Tropical Storm Ophelia was downgraded to a post-tropical low on Saturday night but continued to pose a threat of coastal flooding and flash floods in the Mid-Atlantic region, the U.S. National Hurricane Center said.
Residents in parts of coastal North Carolina and Virginia experienced flooding Saturday after the storm made landfall near a North Carolina barrier island, bringing rain, damaging winds and dangerous surges. Tens of thousands of people along the East Coast were still without power Sunday night.
At 11 p.m. Saturday, the center said Ophelia, reduced to a weak form of a tropical storm, was located about 30 miles south-southwest of Richmond, Virginia, and about 85 miles southeast of Charlottesville, Virginia. The storm had maximum sustained winds of 35 mph with higher gusts.
Coastal flood warnings and flood watches remained in effect for portions of the region, the center said.
"The center of Ophelia is expected to turn toward the north-northeast and northeast, moving across eastern Virginia and the Delmarva Peninsula through Sunday," the center said.
The center stopped providing updates on the storm after it had been downgraded.
Areas from Virginia to New Jersey are likely to receive 1 to 3 inches of rain and up to 5 inches in some places, the center said. Some New Jersey shore communities, including Sea Isle City, had already experienced flooding Saturday.
Areas of southeastern New York and southern New England also could receive 1 to 3 inches of rain, while surf swells are expected to affect much of the East Coast through the weekend, the center said.
Philippe Papin, a hurricane specialist with the center, said the primary risk of the storm system going forward will be the threat of floods from the rain.
"There have been tropical storm-force winds observed, but those are starting to gradually subside as the system moves further inland," Papin said in an interview early Saturday. "However, there is a significant flooding rainfall threat for a large portion of eastern North Carolina into southern Virginia over the next 12 to 24 hours."
Radar, hurricane hunter aircraft and observers on the ground found that Ophelia's center came ashore at around 6:15 a.m. local time Saturday near Emerald Isle with maximum sustained winds of 70 mph, the hurricane center said. That's roughly 25 miles northwest of Cape Lookout, the center said.
Even before it made landfall, the storm proved treacherous enough that five people had to be rescued by the Coast Guard on Friday night from a boat anchored down near the North Carolina coastline.
The governors of North Carolina, Virginia and Maryland declared a state of emergency Friday ahead of Ophelia's arrival as some schools closed early and several weekend events were canceled.

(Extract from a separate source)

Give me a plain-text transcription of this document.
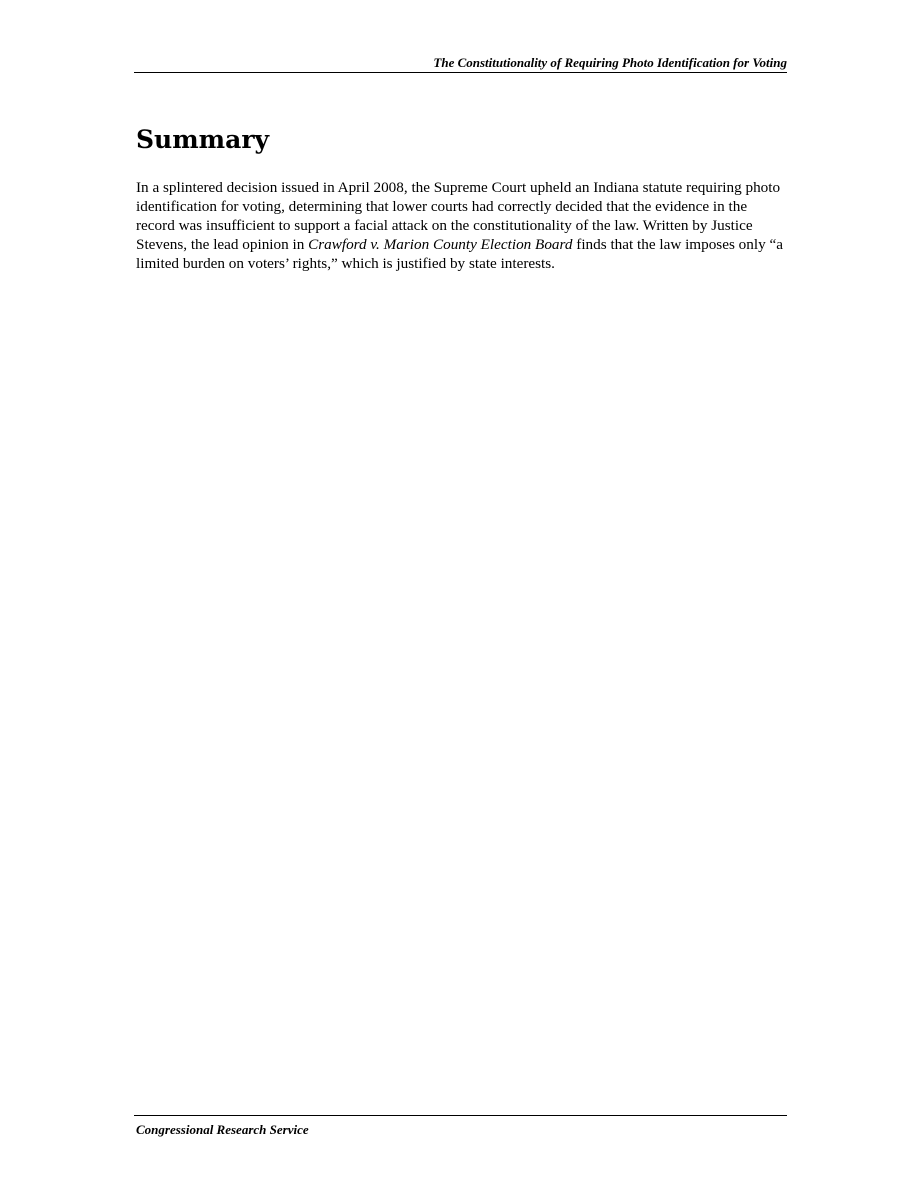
The Constitutionality of Requiring Photo Identification for Voting
Summary

In a splintered decision issued in April 2008, the Supreme Court upheld an Indiana statute requiring photo identification for voting, determining that lower courts had correctly decided that the evidence in the record was insufficient to support a facial attack on the constitutionality of the law. Written by Justice Stevens, the lead opinion in Crawford v. Marion County Election Board finds that the law imposes only “a limited burden on voters’ rights,” which is justified by state interests.

Congressional Research Service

"When you have that slow-moving storm with several inches of rain, coupled with a gust that gets to 30, 40 miles per hour, that's enough to bring down a tree or to bring down limbs," Duke Energy spokesperson Jeff Brooks told WTVD-TV on Saturday. "And that's what we've seen in most of the areas where we've experienced outages."
Brian Haines, a spokesperson for the North Carolina Division of Emergency Management, said there were also reports of downed trees, but no major road closings.
Several storm surge and tropical storm warnings for North Carolina, Virginia and Delaware were canceled Saturday night.
Five people, including three children 10 or younger, needed the Coast Guard's help on the water when conditions worsened Friday. They were aboard a 38-foot catamaran anchored in Lookout Bight in Cape Lookout, North Carolina, stuck in choppy water with strong winds.
According to the Coast Guard, the sailboat's owner called them on a cellphone, prompting a nighttime rescue mission in which the crew used flares to navigate to the five people using a Coast Guard boat, then helped them aboard and left the sailboat behind. A Coast Guard helicopter lit up the path back to the station. There were no injuries reported.
In Washington, the Nationals baseball team postponed its Saturday game until Sunday.
At the southern tip of North Carolina's Outer Banks, Carl Cannon Jr. told the AP he hopes he can salvage some of this weekend's long-running Beaufort Pirate Invasion, a multiday event centering on the 1747 Spanish attack on the town.
But the storm's winds tore down the big tent for a banquet that was planned for Saturday and several other tents were damaged or shredded. Cannon Jr. worries the financial hit will be significant, even with people helping clean up and offering to run online fundraisers.